Reply Mon 22 Oct, 2007 09:36 pm
@Fido,
Quote:
from Fido:

I've never seen the whole movie, and recognized their work within minutes. Raising Arizona I've seen many times, and never saw the beginning, and still haven't gotten a good look at it. You can do so much with movies, but the only thing I hate in movies is computer animation, and the consequential anthropomorphism. They should leave it home till they get it right, And one thing they always blow is jumping and falling. They can do things I can't do, but they should study some physics.

Oh I hate computer animation too! I saw a movie that had a male 'cow' as the lead character, and he had udders too! That is just bizarro to me. I have seen lots of these movies(kids:rolleyes:) , unfortunately, and very few are good IMHO.

You should see the whole Big Lebowski, very funny. I also currently have Fargo, Ladykillers, Raising Arizona and OH Brother Where art Thou? (they are all Coen's films)

IN each of these movies, it is the dialogue I love best. Sorry to go off topic, I will hush now. sssssssshhhhhhhhhhh.
 
Fido
 
Reply Tue 23 Oct, 2007 05:14 am
@cmarie phil,
cmarie wrote:
Oh I hate computer animation too! I saw a movie that had a male 'cow' as the lead character, and he had udders too! That is just bizarro to me. I have seen lots of these movies(kids:rolleyes:) , unfortunately, and very few are good IMHO.

You should see the whole Big Lebowski, very funny. I also currently have Fargo, Ladykillers, Raising Arizona and OH Brother Where art Thou? (they are all Coen's films)

IN each of these movies, it is the dialogue I love best. Sorry to go off topic, I will hush now. sssssssshhhhhhhhhhh.


Back ground is very important to character development, but dialogue is essential. That is where Falkener never made it. I am trying to think of that guy from the thirties who said working In hollywood is like taking a trip down a sewer in a glass bottem boat. He would go to work, screenwriting, and sleep, and no one would wake him till they needed some realistic dialogue.

What do you think of Sam Pekinpaw? He had that John Ford feeling for the old West. It is hard to stand a man in front of a mountain and not think of him in mythic terms. From my point of view- trying to write, English major, learning some criticism, thinking conceptually- it is difficult to enjoy movies because I am too aware of the craft. But I do see that people come to make movies from either the perpective of the film, or the book. If they are literary, the background will fade into the back ground and there will be lots of diologue, and references to liturature. People who see life through a camera rely on background to carry much of the movie, to set both the mood and meaning before the first words are spoken.

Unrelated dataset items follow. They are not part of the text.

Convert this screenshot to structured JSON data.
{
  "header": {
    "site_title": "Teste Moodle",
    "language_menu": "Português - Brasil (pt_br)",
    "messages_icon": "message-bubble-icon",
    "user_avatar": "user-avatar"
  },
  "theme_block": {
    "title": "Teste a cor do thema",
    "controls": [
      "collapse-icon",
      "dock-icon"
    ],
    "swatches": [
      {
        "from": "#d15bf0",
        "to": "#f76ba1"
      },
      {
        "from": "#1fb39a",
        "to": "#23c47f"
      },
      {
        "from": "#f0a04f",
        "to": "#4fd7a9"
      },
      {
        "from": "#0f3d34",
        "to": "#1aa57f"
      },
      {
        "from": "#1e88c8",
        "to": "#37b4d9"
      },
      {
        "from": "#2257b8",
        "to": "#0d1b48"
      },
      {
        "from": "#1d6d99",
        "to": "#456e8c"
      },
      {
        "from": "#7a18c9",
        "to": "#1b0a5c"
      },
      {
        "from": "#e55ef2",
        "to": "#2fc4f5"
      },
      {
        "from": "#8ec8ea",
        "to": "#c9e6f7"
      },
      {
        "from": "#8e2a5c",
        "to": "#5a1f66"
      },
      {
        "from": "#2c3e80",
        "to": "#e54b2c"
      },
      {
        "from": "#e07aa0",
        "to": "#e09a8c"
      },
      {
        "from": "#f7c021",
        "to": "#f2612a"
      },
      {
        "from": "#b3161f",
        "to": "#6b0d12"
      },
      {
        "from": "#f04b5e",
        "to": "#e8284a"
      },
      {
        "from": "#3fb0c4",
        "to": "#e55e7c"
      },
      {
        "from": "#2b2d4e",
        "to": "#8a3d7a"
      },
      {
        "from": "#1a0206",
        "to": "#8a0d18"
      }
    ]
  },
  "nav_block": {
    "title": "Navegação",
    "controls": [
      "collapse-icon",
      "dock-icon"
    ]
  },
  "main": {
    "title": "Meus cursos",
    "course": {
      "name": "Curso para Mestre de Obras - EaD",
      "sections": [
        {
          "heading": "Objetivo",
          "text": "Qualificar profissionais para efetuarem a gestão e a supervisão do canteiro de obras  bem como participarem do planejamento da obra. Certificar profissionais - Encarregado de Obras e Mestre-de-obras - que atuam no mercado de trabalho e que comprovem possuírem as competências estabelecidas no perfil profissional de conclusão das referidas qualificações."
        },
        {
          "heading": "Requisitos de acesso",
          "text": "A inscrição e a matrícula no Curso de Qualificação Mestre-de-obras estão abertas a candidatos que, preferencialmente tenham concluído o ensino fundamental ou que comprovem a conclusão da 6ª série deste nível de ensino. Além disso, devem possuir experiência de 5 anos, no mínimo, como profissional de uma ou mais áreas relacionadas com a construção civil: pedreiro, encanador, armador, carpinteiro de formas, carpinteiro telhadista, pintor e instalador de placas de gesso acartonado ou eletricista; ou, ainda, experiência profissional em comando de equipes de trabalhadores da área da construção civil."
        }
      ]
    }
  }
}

I think what is missing from the computermated stuff is the moral message which is present in all good comedy and tragedy. (No lesson can be taken from vidio games either, because the lives like the deaths are meaningless.) People should be presented with a choice. So often in the police, law and order, vengeance type comedy people are presented with some demonic representation of a human who is then killed off with multiple camera angles, lots of blood, falls from high places, or massive explosions. This does nothing for people. Even though they want what happens to happen because they are made to witness the crimes of the guilty, when it happens it adds to their frustration, and angst. A good comedy, where you see the outsider wrestling with his own guilt, and finding his way back home has a medicinal effect . And classic tragedy, where the audience is led to see them selves in the guilty, and to forgive him, and so forgive themselves -makes for good, and effective, and socially redeeming art.